The Western New York Book Arts Center's annual Edible Books Festival is Sunday. Colin Dabkowski explains what this event is all about:

Kelleher's not-so 'Aimless Reading' made for many Big Nights

Tonight's Just Buffalo BIG NIGHT event features readings by poets Joel Lewis and Ryan Eckes, music by the five-piece Buffalo-based rock band The Mordaunt Sisters, and the food creations of gourmet chef and BlazeVOX Books publisher Geoffrey Gatza.  The festivities start at 8 p.m. at the Western New York Book Arts Center, 468 Washington St. (near Mohawk St.).   Admission is  $5, $4 for students, Just Buffalo members, and members of its affiliate organizations.

Lewis, a New Jersey native and literary anthologist, has taught creative writing at the Poetry Project, The Writer’s Voice and Rutgers University.  He is the author of “House Rent Boogie” (1992), “Vertical’s Currency” (1999), “Learning From New Jersey” (2007), and the forthcoming “Surrender When Leaving Coach” (Hanging Loose Press).  Eckes, a Philadelphia native, is the author of “Old News” (Furniture Press, 2011) and “When I Come Here (Plan B Press, 2007).

The program will be preceded, at 7:30 p.m., by a special farewell to Just Buffalo Artistic Director Michael Kelleher, who has accepted a new position at Yale University where he will become Program Director of the Windham-Campbell Literature Prizes, one of the most significant new series of literary awards to be established in the United States in recent decades.  The Windham-Campbell Literature Prizes will award seven to nine $150,000 prizes annually, in fiction and non-fiction categories, beginning in 2013.

Kelleher's 14 years with Just Buffalo Literary Center--at first as program director, and subsequently, for the past dozen years as Artistic Director--have elevated the organization and the entire Buffalo area literary community to unprecedented levels of visibility and support on the national, and even international literary scene.

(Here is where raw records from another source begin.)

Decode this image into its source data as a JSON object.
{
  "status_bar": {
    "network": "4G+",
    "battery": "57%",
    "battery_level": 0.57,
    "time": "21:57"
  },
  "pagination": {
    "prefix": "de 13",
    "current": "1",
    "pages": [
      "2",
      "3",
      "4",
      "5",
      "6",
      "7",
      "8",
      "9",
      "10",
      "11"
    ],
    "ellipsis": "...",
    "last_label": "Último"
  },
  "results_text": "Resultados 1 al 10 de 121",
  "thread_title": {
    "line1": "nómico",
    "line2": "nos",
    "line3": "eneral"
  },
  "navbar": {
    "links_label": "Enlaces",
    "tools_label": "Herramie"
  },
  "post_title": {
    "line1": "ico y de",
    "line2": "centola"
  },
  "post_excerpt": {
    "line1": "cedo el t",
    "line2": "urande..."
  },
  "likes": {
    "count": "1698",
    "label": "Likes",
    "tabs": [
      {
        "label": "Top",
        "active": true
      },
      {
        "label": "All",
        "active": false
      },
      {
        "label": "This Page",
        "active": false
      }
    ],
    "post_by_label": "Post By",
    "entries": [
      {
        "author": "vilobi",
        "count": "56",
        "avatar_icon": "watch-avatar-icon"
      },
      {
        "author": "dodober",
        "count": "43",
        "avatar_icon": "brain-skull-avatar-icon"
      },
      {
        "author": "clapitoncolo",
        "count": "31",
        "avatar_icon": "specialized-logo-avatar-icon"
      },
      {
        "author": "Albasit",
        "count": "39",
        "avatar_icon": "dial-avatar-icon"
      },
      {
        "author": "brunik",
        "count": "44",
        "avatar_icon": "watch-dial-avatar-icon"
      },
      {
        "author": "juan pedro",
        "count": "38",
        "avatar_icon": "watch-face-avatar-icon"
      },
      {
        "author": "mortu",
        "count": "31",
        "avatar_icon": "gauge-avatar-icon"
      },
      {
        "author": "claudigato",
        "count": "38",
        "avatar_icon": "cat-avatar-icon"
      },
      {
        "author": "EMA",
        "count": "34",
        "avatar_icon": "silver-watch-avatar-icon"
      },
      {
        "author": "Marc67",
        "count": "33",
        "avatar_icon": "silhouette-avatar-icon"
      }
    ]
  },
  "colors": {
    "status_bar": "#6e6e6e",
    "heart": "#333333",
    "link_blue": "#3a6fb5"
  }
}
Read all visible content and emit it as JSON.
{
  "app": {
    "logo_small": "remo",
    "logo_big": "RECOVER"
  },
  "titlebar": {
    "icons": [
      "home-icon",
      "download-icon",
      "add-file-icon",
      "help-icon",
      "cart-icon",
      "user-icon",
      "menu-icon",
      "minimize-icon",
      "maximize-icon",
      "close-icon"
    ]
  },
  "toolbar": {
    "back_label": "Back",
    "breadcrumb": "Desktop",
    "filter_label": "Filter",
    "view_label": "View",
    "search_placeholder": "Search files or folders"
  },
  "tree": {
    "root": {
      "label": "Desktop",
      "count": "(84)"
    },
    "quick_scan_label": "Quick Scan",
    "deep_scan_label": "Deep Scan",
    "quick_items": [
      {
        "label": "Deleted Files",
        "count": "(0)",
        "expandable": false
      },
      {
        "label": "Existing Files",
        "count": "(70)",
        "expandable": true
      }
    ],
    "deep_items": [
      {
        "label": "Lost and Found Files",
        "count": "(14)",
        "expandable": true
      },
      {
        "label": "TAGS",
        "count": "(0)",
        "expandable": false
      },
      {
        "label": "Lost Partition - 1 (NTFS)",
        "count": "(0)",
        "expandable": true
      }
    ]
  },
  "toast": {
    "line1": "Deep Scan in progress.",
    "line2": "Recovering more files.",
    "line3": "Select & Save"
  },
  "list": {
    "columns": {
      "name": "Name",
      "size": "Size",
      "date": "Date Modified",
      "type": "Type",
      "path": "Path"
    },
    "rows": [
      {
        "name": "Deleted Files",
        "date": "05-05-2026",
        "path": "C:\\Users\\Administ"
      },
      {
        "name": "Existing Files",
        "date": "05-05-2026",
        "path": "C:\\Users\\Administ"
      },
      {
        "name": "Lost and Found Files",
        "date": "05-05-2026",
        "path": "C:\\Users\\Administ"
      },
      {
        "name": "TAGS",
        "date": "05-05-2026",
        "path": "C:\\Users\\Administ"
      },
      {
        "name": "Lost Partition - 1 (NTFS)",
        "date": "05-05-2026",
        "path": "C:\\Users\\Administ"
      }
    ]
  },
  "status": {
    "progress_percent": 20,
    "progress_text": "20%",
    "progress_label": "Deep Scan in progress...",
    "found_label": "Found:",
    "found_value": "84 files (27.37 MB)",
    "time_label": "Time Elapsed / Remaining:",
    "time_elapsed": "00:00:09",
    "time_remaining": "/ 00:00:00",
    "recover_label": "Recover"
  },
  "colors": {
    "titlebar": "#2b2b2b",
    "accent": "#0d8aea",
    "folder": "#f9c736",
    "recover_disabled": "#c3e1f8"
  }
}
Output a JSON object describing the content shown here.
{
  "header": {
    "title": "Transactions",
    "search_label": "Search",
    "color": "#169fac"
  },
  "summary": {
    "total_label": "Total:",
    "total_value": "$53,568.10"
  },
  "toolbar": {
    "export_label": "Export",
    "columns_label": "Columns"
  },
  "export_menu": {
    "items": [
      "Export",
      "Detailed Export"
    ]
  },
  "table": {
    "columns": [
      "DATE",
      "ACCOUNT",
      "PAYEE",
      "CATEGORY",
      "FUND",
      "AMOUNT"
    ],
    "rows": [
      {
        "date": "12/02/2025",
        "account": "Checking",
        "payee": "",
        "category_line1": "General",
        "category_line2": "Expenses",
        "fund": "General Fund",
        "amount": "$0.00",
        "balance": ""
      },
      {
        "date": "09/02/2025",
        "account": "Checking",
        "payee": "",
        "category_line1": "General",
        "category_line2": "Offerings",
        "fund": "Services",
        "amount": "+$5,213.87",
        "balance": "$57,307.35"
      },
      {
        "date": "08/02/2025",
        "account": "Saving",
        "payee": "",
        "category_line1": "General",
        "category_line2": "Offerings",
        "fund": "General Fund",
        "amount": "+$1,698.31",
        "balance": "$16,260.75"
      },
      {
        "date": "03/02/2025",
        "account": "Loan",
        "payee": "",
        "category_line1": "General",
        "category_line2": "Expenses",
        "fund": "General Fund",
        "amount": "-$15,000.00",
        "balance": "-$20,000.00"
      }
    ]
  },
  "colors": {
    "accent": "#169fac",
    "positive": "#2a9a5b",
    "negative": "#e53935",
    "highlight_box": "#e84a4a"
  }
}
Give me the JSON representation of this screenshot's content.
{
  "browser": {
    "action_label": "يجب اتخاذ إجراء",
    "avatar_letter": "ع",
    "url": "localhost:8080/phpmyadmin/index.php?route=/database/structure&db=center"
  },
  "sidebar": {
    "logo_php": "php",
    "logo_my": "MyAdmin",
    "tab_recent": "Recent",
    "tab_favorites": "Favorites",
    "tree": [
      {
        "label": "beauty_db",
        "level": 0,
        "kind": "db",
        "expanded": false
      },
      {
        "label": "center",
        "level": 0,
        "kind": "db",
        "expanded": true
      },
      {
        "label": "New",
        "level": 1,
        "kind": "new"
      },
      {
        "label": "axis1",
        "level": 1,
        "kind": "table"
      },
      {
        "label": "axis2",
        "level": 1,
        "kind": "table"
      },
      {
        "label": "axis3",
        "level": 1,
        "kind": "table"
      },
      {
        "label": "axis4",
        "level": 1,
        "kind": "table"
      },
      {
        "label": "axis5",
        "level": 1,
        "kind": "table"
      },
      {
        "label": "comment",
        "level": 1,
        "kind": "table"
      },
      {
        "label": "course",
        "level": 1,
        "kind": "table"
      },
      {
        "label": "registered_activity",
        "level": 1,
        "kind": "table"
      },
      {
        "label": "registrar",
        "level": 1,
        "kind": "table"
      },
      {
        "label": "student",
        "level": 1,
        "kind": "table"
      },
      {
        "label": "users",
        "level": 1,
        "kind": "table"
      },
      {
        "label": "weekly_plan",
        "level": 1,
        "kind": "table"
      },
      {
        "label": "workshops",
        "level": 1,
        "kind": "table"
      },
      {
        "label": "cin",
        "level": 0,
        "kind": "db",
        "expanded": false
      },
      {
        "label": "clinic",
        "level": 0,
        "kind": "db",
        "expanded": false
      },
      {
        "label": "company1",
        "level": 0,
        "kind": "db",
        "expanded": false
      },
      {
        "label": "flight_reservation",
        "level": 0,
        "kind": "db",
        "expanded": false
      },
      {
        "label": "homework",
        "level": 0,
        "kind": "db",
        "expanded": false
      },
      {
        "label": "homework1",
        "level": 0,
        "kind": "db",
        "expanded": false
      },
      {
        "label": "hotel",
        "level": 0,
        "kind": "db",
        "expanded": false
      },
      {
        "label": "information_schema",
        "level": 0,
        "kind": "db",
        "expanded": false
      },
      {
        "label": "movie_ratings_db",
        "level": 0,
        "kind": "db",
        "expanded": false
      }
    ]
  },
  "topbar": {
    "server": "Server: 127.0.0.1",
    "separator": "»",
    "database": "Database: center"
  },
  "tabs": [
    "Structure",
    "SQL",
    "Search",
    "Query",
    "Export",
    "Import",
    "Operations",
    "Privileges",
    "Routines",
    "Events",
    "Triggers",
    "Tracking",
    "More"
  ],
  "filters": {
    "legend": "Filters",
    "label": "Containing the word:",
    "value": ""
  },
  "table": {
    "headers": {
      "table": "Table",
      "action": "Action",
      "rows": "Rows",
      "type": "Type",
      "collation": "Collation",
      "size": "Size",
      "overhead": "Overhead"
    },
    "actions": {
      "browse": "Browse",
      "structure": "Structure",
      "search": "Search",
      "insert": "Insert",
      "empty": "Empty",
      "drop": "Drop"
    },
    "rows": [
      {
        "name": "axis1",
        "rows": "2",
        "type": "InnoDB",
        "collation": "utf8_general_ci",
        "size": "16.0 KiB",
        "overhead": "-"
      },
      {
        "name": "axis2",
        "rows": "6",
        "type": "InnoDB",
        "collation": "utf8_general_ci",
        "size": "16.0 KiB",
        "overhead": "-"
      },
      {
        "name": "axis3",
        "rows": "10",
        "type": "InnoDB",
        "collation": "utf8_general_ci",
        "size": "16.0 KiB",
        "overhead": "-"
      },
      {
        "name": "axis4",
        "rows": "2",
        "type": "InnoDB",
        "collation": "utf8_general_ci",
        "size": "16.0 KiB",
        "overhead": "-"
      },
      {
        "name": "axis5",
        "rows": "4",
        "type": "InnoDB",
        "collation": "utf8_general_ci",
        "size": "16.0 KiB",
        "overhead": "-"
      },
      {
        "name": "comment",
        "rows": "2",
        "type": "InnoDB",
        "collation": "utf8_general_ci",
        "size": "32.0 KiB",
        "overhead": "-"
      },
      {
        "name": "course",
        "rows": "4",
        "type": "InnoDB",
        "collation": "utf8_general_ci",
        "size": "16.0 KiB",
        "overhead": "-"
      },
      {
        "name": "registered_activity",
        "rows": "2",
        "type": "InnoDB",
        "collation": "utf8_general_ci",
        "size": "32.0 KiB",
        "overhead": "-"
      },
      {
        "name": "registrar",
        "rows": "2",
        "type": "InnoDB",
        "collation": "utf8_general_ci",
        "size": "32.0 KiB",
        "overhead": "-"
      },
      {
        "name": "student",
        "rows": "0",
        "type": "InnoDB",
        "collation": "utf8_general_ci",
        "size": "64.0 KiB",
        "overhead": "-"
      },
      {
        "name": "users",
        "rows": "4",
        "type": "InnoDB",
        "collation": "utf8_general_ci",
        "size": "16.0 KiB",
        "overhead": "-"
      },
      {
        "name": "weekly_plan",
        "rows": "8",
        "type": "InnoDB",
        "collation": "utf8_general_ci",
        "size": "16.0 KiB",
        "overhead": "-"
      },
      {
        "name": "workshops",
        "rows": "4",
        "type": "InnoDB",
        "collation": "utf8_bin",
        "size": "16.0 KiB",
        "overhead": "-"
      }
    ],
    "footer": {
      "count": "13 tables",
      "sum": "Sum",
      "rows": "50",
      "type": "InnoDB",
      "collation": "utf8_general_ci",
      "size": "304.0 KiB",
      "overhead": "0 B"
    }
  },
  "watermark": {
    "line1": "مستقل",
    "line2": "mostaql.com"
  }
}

While many of us who've tried our hands as literary programmers over the years in Buffalo may have thought that the audience for literature here was sizable and sophisticated enough to sustain a regular series of appearances by world-class authors, it was Kelleher and Just Buffalo Executive Director Laurie Torrell who did the heavy lifting necessary to make the BABEL SERIES the enormous contribution to intellectual life of this community that it has become over the past five years.

Also to Kelleher's credit is the too-little-noted fact that BABEL has not simply been a "great authors" series, but rather, that it has pursued a consistent theme: namely, America's unfamiliarity with many of the cultural issues outside our own borders, including post-colonialism and its legacy, globalisation and its consequences, and the attempt of contemporary English language literature to address the individual and societal challenges facing us in the 21st century.  Quite apart from his skills as series host and as a live interviewer, where he has succeeding in engaging even notoriously irascible Nobel Prize winning authors in surprisingly candid and revealing exchanges, Kelleher's greatest achievement may have been helping to make this mid-sized, Rust Belt city and its readers viable participants in the conversation that is world literature.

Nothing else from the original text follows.